The capacitor Cm receives the data signal from the transistor Tm through one port (a first port), which is coupled to the source of the transistor Tm, and is then charged with charges corresponding to the voltage level of the data signal.
The light emitting device Dm receives the data signal from the transistor Tm through an anode, which is coupled to both the source of the transistor Tm and the first port of the capacitor Cm, and emits light based on current corresponding to the voltage level of the received data signal. A cathode of the light emitting device Dm and the other port (a second port) of the capacitor Cm are coupled to an identical electrode, to which a reference voltage (e.g., 0V) is preferably applied. On the other hand, when the transistor Tm receives a control signal with a low voltage of a discharging period B1 of FIG. 9A through its gate, it is turned off so as not to switch a data signal received through its drain to the capacitor Cm and the light emitting device Dm.
When the transistor Tm is turned off, the capacitor Cm discharges current corresponding to the charges with which the capacitor
Cm is charged during the charging period A1.
Also, when the transistor Tm is turned off, the light emitting device Dm is turned on because of a voltage corresponding to the charges with which the capacitor Cm is charged.

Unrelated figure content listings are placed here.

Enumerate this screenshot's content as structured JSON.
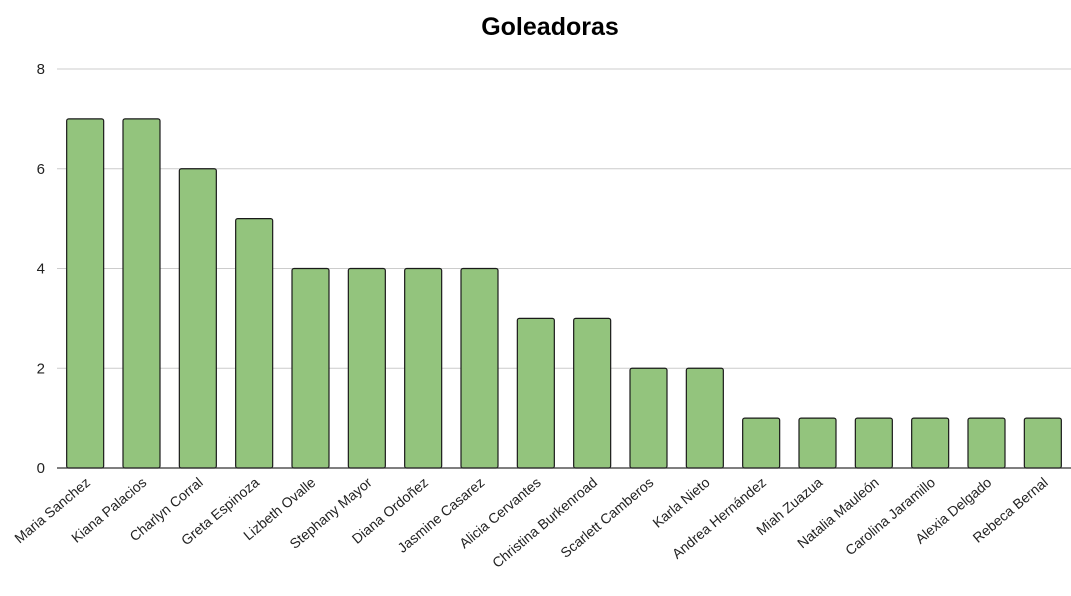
{
  "chart_data": {
    "type": "bar",
    "title": "Goleadoras",
    "xlabel": "",
    "ylabel": "",
    "categories": [
      "Maria Sanchez",
      "Kiana Palacios",
      "Charlyn Corral",
      "Greta Espinoza",
      "Lizbeth Ovalle",
      "Stephany Mayor",
      "Diana Ordoñez",
      "Jasmine Casarez",
      "Alicia Cervantes",
      "Christina Burkenroad",
      "Scarlett Camberos",
      "Karla Nieto",
      "Andrea Hernández",
      "Miah Zuazua",
      "Natalia Mauleón",
      "Carolina Jaramillo",
      "Alexia Delgado",
      "Rebeca Bernal"
    ],
    "values": [
      7,
      7,
      6,
      5,
      4,
      4,
      4,
      4,
      3,
      3,
      2,
      2,
      1,
      1,
      1,
      1,
      1,
      1
    ],
    "ylim": [
      0,
      8
    ],
    "yticks": [
      "0",
      "2",
      "4",
      "6",
      "8"
    ],
    "grid": true,
    "legend": "none",
    "bar_color": "#93c47d",
    "bar_edge_color": "#1a1a1a",
    "grid_color": "#cccccc"
  }
}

The turned-on light emitting device Dm receives the current discharged from the capacitor Cm and emits light with brightness corresponding to the level of the received current.
During the discharging period B1 , the light emitted from the light emitting device Dm becomes gradually darker and darker. This phenomenon was already described above with reference to FIG. 6.

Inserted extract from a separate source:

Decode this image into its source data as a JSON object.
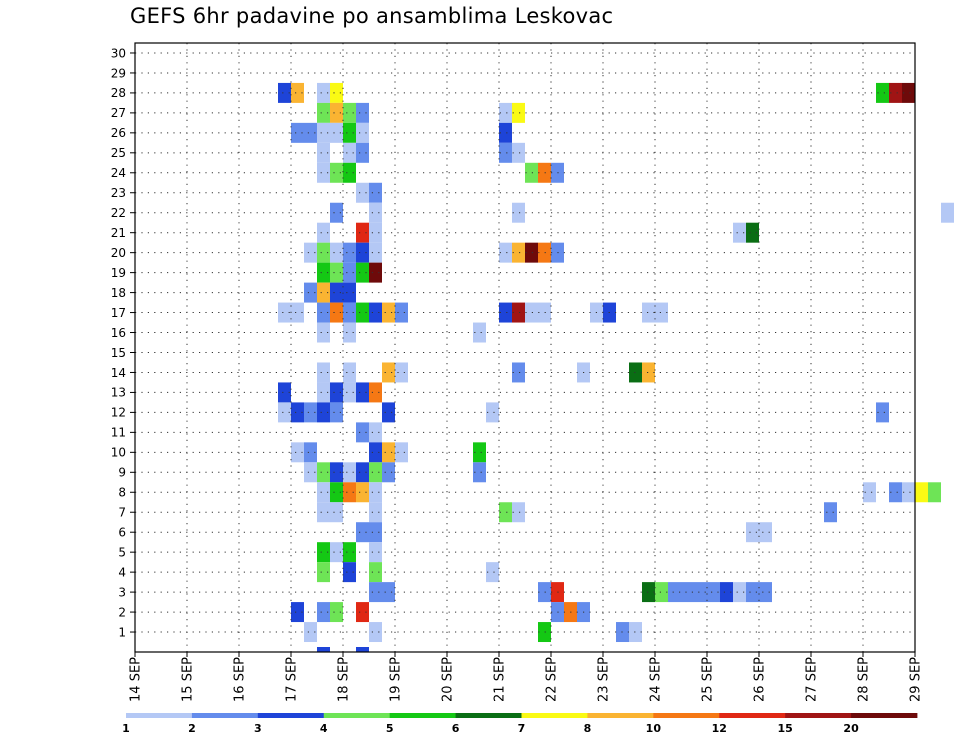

As described above, the apparatus for driving a light emitting device of the matrix type display of FIG. 7 drives the light emitting device Dm, ... , or Dnmi to emit light with brightness corresponding to the amount of current corresponding to the voltage level of a data signal that is applied when the transistor Tm, ... , or Tnmi is turned on, during the charging period A1 , and to emit light with brightness corresponding to the amount of current discharged from the capacitor Cm, ... , or Cnmi, during the discharging period B1.
Although a few embodiments of the present invention have been shown and described, it would be appreciated by those skilled in the art that changes may be made in this embodiment without departing from the principles and spirit of the invention, the scope of which is defined in the claims and their equivalents.
In contrast with existing passive matrix type displays, an apparatus for driving a light emitting device of a matrix type display according to the present invention couples M light emitting devices to columns of M X N pixels and N diodes to rows thereof so as to prevent light emitting devices of the M x N pixels from being circuit-coupled to one another. Thus, the rate of occurrence of cross-talk of the M X N pixels can be minimized, and accordingly, the matrix display according to
the present invention can have results similar to those of active matrix type displays.
Also, each of the pixels of the matrix type display according to the present invention uses a group of one diode and one capacitor or a group of one transistor and one capacitor in order to drive each light emitting device. Thus, a process of manufacturing the matrix type display according to the present invention can be simplified, which leads to a reduction of the cost of production.
Industrial Applicability
A light emitting device driving apparatus according to the present invention is applied to image display apparatuses that include a matrix type display, thereby improving the power efficiency, the quality, and the reliability of image display and simplifying a process for manufacturing the matrix display. The simple manufacturing process leads to a reduction of the cost of production.